Trayvon Martin is certainly not the first, and sadly not the last, unarmed black person killed by a gunman, but the teen's death marked an important point in American history and set the stage for a fight against racial injustice.
"I definitely think it was needed for the nation to cry out for a change to happen for itself," Jarvis Washington, co-founder of Black Lives Matter Restoration Polk, Inc. said.
"(Trayvon is) the person who helped us stand up and stand tall," Lewis said.
Lewis vividly remembers the immediate aftermath following Martin's shocking death.
"It sparked a fire up under everybody that justice needed to be served," she said.
"He was the impetus for Black Lives Matter," said Ben Crump, a civil rights attorney and defense attorney for Martin's family after his death.
The nationwide movement formed in Martin's memory to find the justice his family and other grieving African Americans desperately searched for.
Just two years later, the high-profile deaths of 18-year-old Michael Brown and 43-year-old Eric Garner gave the group further purpose, although this time it was different.
"When the videos started showing on TV, there were other people, Americans, that jumped in to say, 'Wait a minute. Enough is enough,'" Lewis said.
The now-infamous cell phone video of Garner's death shows New York Police officer Daniel Pantaleo putting Garner in a choke-hold. Garner is heard saying, "I can't breathe," before losing consciousness and later dying from suffocation.

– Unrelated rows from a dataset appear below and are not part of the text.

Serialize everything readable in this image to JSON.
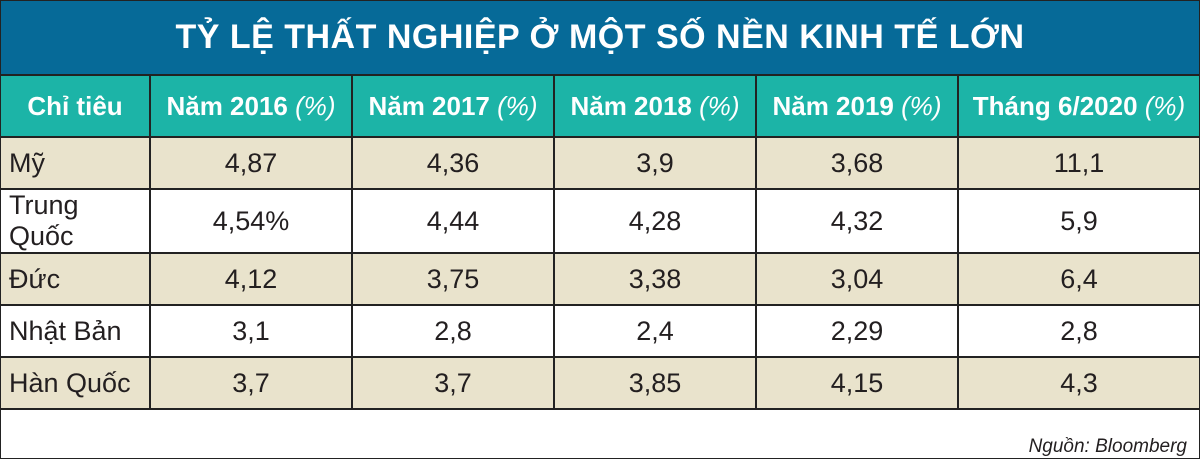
{
  "chart_data": {
    "type": "table",
    "title": "TỶ LỆ THẤT NGHIỆP Ở MỘT SỐ NỀN KINH TẾ LỚN",
    "columns": [
      {
        "label": "Chỉ tiêu",
        "unit": ""
      },
      {
        "label": "Năm 2016",
        "unit": "(%)"
      },
      {
        "label": "Năm 2017",
        "unit": "(%)"
      },
      {
        "label": "Năm 2018",
        "unit": "(%)"
      },
      {
        "label": "Năm 2019",
        "unit": "(%)"
      },
      {
        "label": "Tháng 6/2020",
        "unit": "(%)"
      }
    ],
    "rows": [
      {
        "name": "Mỹ",
        "values": [
          "4,87",
          "4,36",
          "3,9",
          "3,68",
          "11,1"
        ]
      },
      {
        "name": "Trung Quốc",
        "values": [
          "4,54%",
          "4,44",
          "4,28",
          "4,32",
          "5,9"
        ]
      },
      {
        "name": "Đức",
        "values": [
          "4,12",
          "3,75",
          "3,38",
          "3,04",
          "6,4"
        ]
      },
      {
        "name": "Nhật Bản",
        "values": [
          "3,1",
          "2,8",
          "2,4",
          "2,29",
          "2,8"
        ]
      },
      {
        "name": "Hàn Quốc",
        "values": [
          "3,7",
          "3,7",
          "3,85",
          "4,15",
          "4,3"
        ]
      }
    ],
    "source": "Nguồn: Bloomberg"
  },
  "colors": {
    "title_bg": "#066a98",
    "header_bg": "#1cb4a7",
    "band_bg": "#e9e3cc"
  }
}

“Cameras are important in any situation when it’s violence or injustice or just disagreements," Washington said.
“It is video evidence that has changed the perspective of so many people and brought light to some of the things that have occurred," said ABC Action News legal expert Jeff Swartz.
Swartz said the video of Garner's death and other similar camera phone footage, like in the death of George Floyd in 2020, is the ultimate decider in the court of public opinion, but Swartz warns it does not always completely depict what happened.
“It really doesn’t give us the full perspective, but it does make its way on to the air and it does find its way into people’s brains and that’s what they see," he said.
However, in the court of law, video from surveillance cameras, police body cameras, or a cell phone is enough to seal the fate of the defendant on trial one way or the other. Swartz said video of Floyd and Ahmaud Arbery's deaths were all a jury needed to see, and if there were videos of Trayvon Martin's death, Swartz said the same would ring true.
"If there had been video in that case, we would've either had no charges at all or we would've had a conviction. One or the other," he said.
"It really makes that much of a difference?" an ABC Action News reporter asked.
"It makes that much of a difference in that case," Swartz responded.
A difference born form the difference Martin first made a decade ago. The fight for racial justice and police transparency lives on in Trayvon's name.
“Trayvon has brought many things to light and we’ve made progress, however, we must always remember it is a journey to justice," Crump said.